MapReduce: Simplified Data Processing on Large Clusters by Jeffrey Dean and Sanjay Ghemawa
Processing large datasets can sometimes be performed using algorithms that are embarrassingly parallelizable. As the number of datasets for which it’s worth running processing in parallel increases, it becomes clearer that there is a benefit in developing a framework which abstracts away the minutia of orchestrating parallel computations and managing failures, edge cases and optimizations. Without such a framework, every dataset that is worth processing in parallel will see special-purpose boilerplate code built for that particular type of dataset; thus, the wheel is reinvented, always a bit different, but always round.
Like any framework, the main advantages are that no one needs to reinvent the wheel,users of the framework inherit optimizations in parallel processing and efficient parallel data processing can occur even on datasets who might not have been processed in parallel if there needed to be a investment in writing parallel processing orchestration code.
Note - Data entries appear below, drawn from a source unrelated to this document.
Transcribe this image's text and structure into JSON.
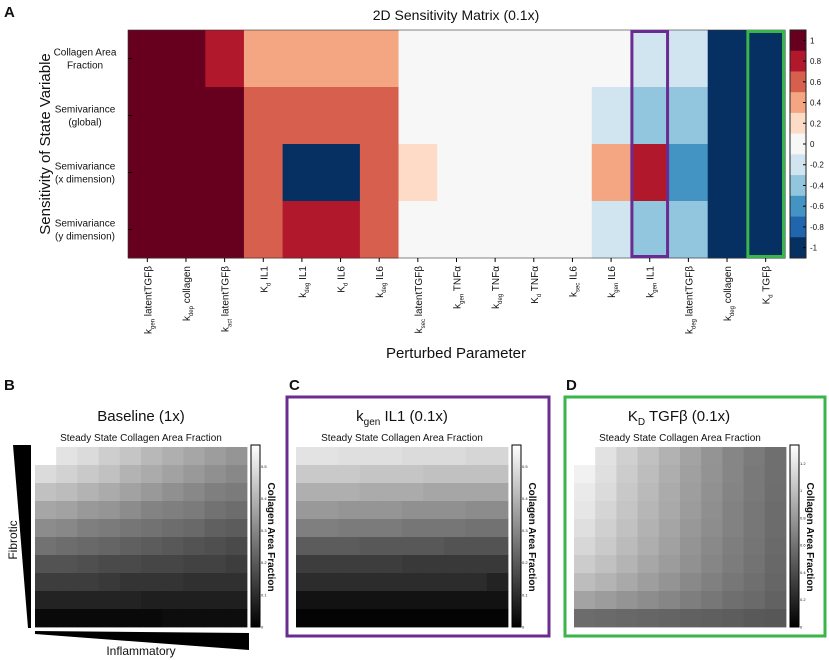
{
  "chart_data": [
    {
      "panel": "A",
      "type": "heatmap",
      "title": "2D Sensitivity Matrix (0.1x)",
      "xlabel": "Perturbed Parameter",
      "ylabel": "Sensitivity of State Variable",
      "rows": [
        {
          "lines": [
            "Collagen Area",
            "Fraction"
          ]
        },
        {
          "lines": [
            "Semivariance",
            "(global)"
          ]
        },
        {
          "lines": [
            "Semivariance",
            "(x dimension)"
          ]
        },
        {
          "lines": [
            "Semivariance",
            "(y dimension)"
          ]
        }
      ],
      "columns": [
        {
          "base": "k",
          "sub": "gen",
          "name": " latentTGFβ"
        },
        {
          "base": "k",
          "sub": "dep",
          "name": " collagen"
        },
        {
          "base": "k",
          "sub": "act",
          "name": " latentTGFβ"
        },
        {
          "base": "K",
          "sub": "d",
          "name": " IL1"
        },
        {
          "base": "k",
          "sub": "deg",
          "name": " IL1"
        },
        {
          "base": "K",
          "sub": "d",
          "name": " IL6"
        },
        {
          "base": "k",
          "sub": "deg",
          "name": " IL6"
        },
        {
          "base": "k",
          "sub": "sec",
          "name": " latentTGFβ"
        },
        {
          "base": "k",
          "sub": "gen",
          "name": " TNFα"
        },
        {
          "base": "k",
          "sub": "deg",
          "name": " TNFα"
        },
        {
          "base": "K",
          "sub": "d",
          "name": " TNFα"
        },
        {
          "base": "k",
          "sub": "sec",
          "name": " IL6"
        },
        {
          "base": "k",
          "sub": "gen",
          "name": " IL6"
        },
        {
          "base": "k",
          "sub": "gen",
          "name": " IL1"
        },
        {
          "base": "k",
          "sub": "deg",
          "name": " latentTGFβ"
        },
        {
          "base": "k",
          "sub": "deg",
          "name": " collagen"
        },
        {
          "base": "K",
          "sub": "d",
          "name": " TGFβ"
        }
      ],
      "values": [
        [
          1,
          1,
          0.8,
          0.4,
          0.4,
          0.4,
          0.4,
          0,
          0,
          0,
          0,
          0,
          0,
          -0.2,
          -0.2,
          -1,
          -1
        ],
        [
          1,
          1,
          1,
          0.6,
          0.6,
          0.6,
          0.6,
          0,
          0,
          0,
          0,
          0,
          -0.2,
          -0.4,
          -0.4,
          -1,
          -1
        ],
        [
          1,
          1,
          1,
          0.6,
          -1,
          -1,
          0.6,
          0.2,
          0,
          0,
          0,
          0,
          0.4,
          0.8,
          -0.6,
          -1,
          -1
        ],
        [
          1,
          1,
          1,
          0.6,
          0.8,
          0.8,
          0.6,
          0,
          0,
          0,
          0,
          0,
          -0.2,
          -0.4,
          -0.4,
          -1,
          -1
        ]
      ],
      "highlighted_columns": [
        {
          "index": 13,
          "color": "#6a2c91"
        },
        {
          "index": 16,
          "color": "#3ab54a"
        }
      ],
      "colorbar": {
        "range": [
          -1,
          1
        ],
        "ticks": [
          "1",
          "0.8",
          "0.6",
          "0.4",
          "0.2",
          "0",
          "-0.2",
          "-0.4",
          "-0.6",
          "-0.8",
          "-1"
        ],
        "colors": [
          "#67001f",
          "#b2182b",
          "#d6604d",
          "#f4a582",
          "#fddbc7",
          "#f7f7f7",
          "#d1e5f0",
          "#92c5de",
          "#4393c3",
          "#2166ac",
          "#053061"
        ]
      }
    },
    {
      "panel": "B",
      "type": "heatmap",
      "title": "Baseline (1x)",
      "subtitle": "Steady State Collagen Area Fraction",
      "colorbar_label": "Collagen Area Fraction",
      "colorbar_max": 0.56,
      "colorbar_ticks": [
        "0",
        "0.1",
        "0.2",
        "0.3",
        "0.4",
        "0.5"
      ],
      "colorbar_tick_values": [
        0,
        0.1,
        0.2,
        0.3,
        0.4,
        0.5
      ],
      "yaxis_label": "Fibrotic",
      "xaxis_label": "Inflammatory",
      "values": [
        [
          null,
          0.52,
          0.5,
          0.47,
          0.45,
          0.42,
          0.4,
          0.38,
          0.36,
          0.34
        ],
        [
          0.5,
          0.48,
          0.46,
          0.44,
          0.41,
          0.39,
          0.37,
          0.35,
          0.33,
          0.31
        ],
        [
          0.44,
          0.43,
          0.41,
          0.39,
          0.37,
          0.35,
          0.33,
          0.31,
          0.29,
          0.28
        ],
        [
          0.38,
          0.37,
          0.35,
          0.34,
          0.32,
          0.3,
          0.29,
          0.28,
          0.26,
          0.25
        ],
        [
          0.32,
          0.31,
          0.29,
          0.28,
          0.27,
          0.26,
          0.25,
          0.24,
          0.22,
          0.21
        ],
        [
          0.26,
          0.25,
          0.24,
          0.23,
          0.22,
          0.21,
          0.2,
          0.19,
          0.18,
          0.17
        ],
        [
          0.19,
          0.19,
          0.18,
          0.17,
          0.17,
          0.16,
          0.16,
          0.15,
          0.15,
          0.14
        ],
        [
          0.14,
          0.14,
          0.14,
          0.13,
          0.12,
          0.12,
          0.12,
          0.11,
          0.11,
          0.11
        ],
        [
          0.08,
          0.08,
          0.08,
          0.08,
          0.08,
          0.07,
          0.07,
          0.07,
          0.07,
          0.07
        ],
        [
          0.02,
          0.02,
          0.02,
          0.02,
          0.02,
          0.02,
          0.03,
          0.03,
          0.03,
          0.03
        ]
      ]
    },
    {
      "panel": "C",
      "type": "heatmap",
      "title_base": "k",
      "title_sub": "gen",
      "title_rest": " IL1 (0.1x)",
      "subtitle": "Steady State Collagen Area Fraction",
      "colorbar_label": "Collagen Area Fraction",
      "colorbar_max": 0.56,
      "colorbar_ticks": [
        "0",
        "0.1",
        "0.2",
        "0.3",
        "0.4",
        "0.5"
      ],
      "colorbar_tick_values": [
        0,
        0.1,
        0.2,
        0.3,
        0.4,
        0.5
      ],
      "frame_color": "#6a2c91",
      "values": [
        [
          0.52,
          0.52,
          0.51,
          0.51,
          0.51,
          0.5,
          0.5,
          0.5,
          0.49,
          0.49
        ],
        [
          0.46,
          0.46,
          0.46,
          0.45,
          0.45,
          0.45,
          0.44,
          0.44,
          0.44,
          0.44
        ],
        [
          0.4,
          0.4,
          0.4,
          0.39,
          0.39,
          0.39,
          0.38,
          0.38,
          0.38,
          0.38
        ],
        [
          0.35,
          0.35,
          0.34,
          0.34,
          0.34,
          0.33,
          0.33,
          0.33,
          0.32,
          0.32
        ],
        [
          0.29,
          0.29,
          0.28,
          0.28,
          0.28,
          0.27,
          0.27,
          0.27,
          0.26,
          0.26
        ],
        [
          0.21,
          0.21,
          0.21,
          0.2,
          0.2,
          0.2,
          0.2,
          0.19,
          0.19,
          0.19
        ],
        [
          0.14,
          0.14,
          0.14,
          0.14,
          0.14,
          0.13,
          0.13,
          0.13,
          0.13,
          0.13
        ],
        [
          0.1,
          0.1,
          0.1,
          0.1,
          0.1,
          0.1,
          0.1,
          0.1,
          0.1,
          0.08
        ],
        [
          0.04,
          0.04,
          0.04,
          0.04,
          0.04,
          0.04,
          0.04,
          0.04,
          0.04,
          0.04
        ],
        [
          0.01,
          0.01,
          0.01,
          0.01,
          0.01,
          0.01,
          0.01,
          0.01,
          0.01,
          0.01
        ]
      ]
    },
    {
      "panel": "D",
      "type": "heatmap",
      "title_base": "K",
      "title_sub": "D",
      "title_rest": " TGFβ (0.1x)",
      "subtitle": "Steady State Collagen Area Fraction",
      "colorbar_label": "Collagen Area Fraction",
      "colorbar_max": 1.32,
      "colorbar_ticks": [
        "0",
        "0.2",
        "0.4",
        "0.6",
        "0.8",
        "1",
        "1.2"
      ],
      "colorbar_tick_values": [
        0,
        0.2,
        0.4,
        0.6,
        0.8,
        1,
        1.2
      ],
      "frame_color": "#3ab54a",
      "values": [
        [
          null,
          1.22,
          1.12,
          1.04,
          0.96,
          0.88,
          0.8,
          0.72,
          0.66,
          0.6
        ],
        [
          1.3,
          1.2,
          1.1,
          1.02,
          0.94,
          0.86,
          0.79,
          0.72,
          0.65,
          0.6
        ],
        [
          1.26,
          1.18,
          1.08,
          1.0,
          0.92,
          0.85,
          0.78,
          0.71,
          0.65,
          0.59
        ],
        [
          1.24,
          1.15,
          1.06,
          0.98,
          0.91,
          0.84,
          0.77,
          0.7,
          0.64,
          0.58
        ],
        [
          1.2,
          1.12,
          1.04,
          0.96,
          0.89,
          0.82,
          0.76,
          0.7,
          0.64,
          0.58
        ],
        [
          1.16,
          1.09,
          1.01,
          0.94,
          0.87,
          0.8,
          0.74,
          0.68,
          0.63,
          0.57
        ],
        [
          1.1,
          1.04,
          0.97,
          0.9,
          0.84,
          0.78,
          0.72,
          0.67,
          0.62,
          0.56
        ],
        [
          1.02,
          0.97,
          0.91,
          0.85,
          0.8,
          0.74,
          0.69,
          0.64,
          0.6,
          0.55
        ],
        [
          0.88,
          0.84,
          0.8,
          0.76,
          0.72,
          0.68,
          0.64,
          0.6,
          0.57,
          0.53
        ],
        [
          0.58,
          0.57,
          0.56,
          0.55,
          0.54,
          0.52,
          0.51,
          0.5,
          0.48,
          0.47
        ]
      ]
    }
  ],
  "panel_letters": [
    "A",
    "B",
    "C",
    "D"
  ]
}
The authors propose a model whose basis is a master node that orchestrates upwards of hundreds of worker nodes in performing the parallel computations. The model organizes the workers in two groups: mapping workers and reducing workers. Mapping workers each receive a fragment of the large dataset and transform their fragment independently of other fragments into an intermediary result (e.g. each worker is given a negative integer, from a list of negative integers, and produces a positive integer). Reducing workers are directed by the master node to perform a computation on several of these intermediary results; the intermediary results are reduced to a smaller set of final results (e.g. we grab several positive integers, generated by the mapping worker, and perform a running total by iterating over them). The input dataset, the mapping function and reducing function is provided by the user.
Critique
It’s unclear from the paper if the reduce workers can iterate over existing final results: that is, if the end goal is to obtain the final sum of a very large list of numbers, we would need 1 reduce worker to process the entire list of numbers so as to produce one single output result. What is unclear is whether the final result of reduce workers can be fed back into the system as intermediary results, and re-processed by reduce workers once more until the final result is a single datum.
The authors put forward that a satisfying amount of problems can be solved by providing a mapping function and reduce function so that the MapReduce model can address a wide variety of dataset computations. The authors explain that while MapReduce is a restricted model when compared with higher, more powerful models like Bulk Synchronous Programming, they key difference is essentially transparent fault-tolerance and ease of use.
The authors provide a set of benchmarks for simple but archetypal operations and compare running speeds with and without optimizations demonstrating how, though possibly seemingly trivial, the optimization have a marked effect on processing time.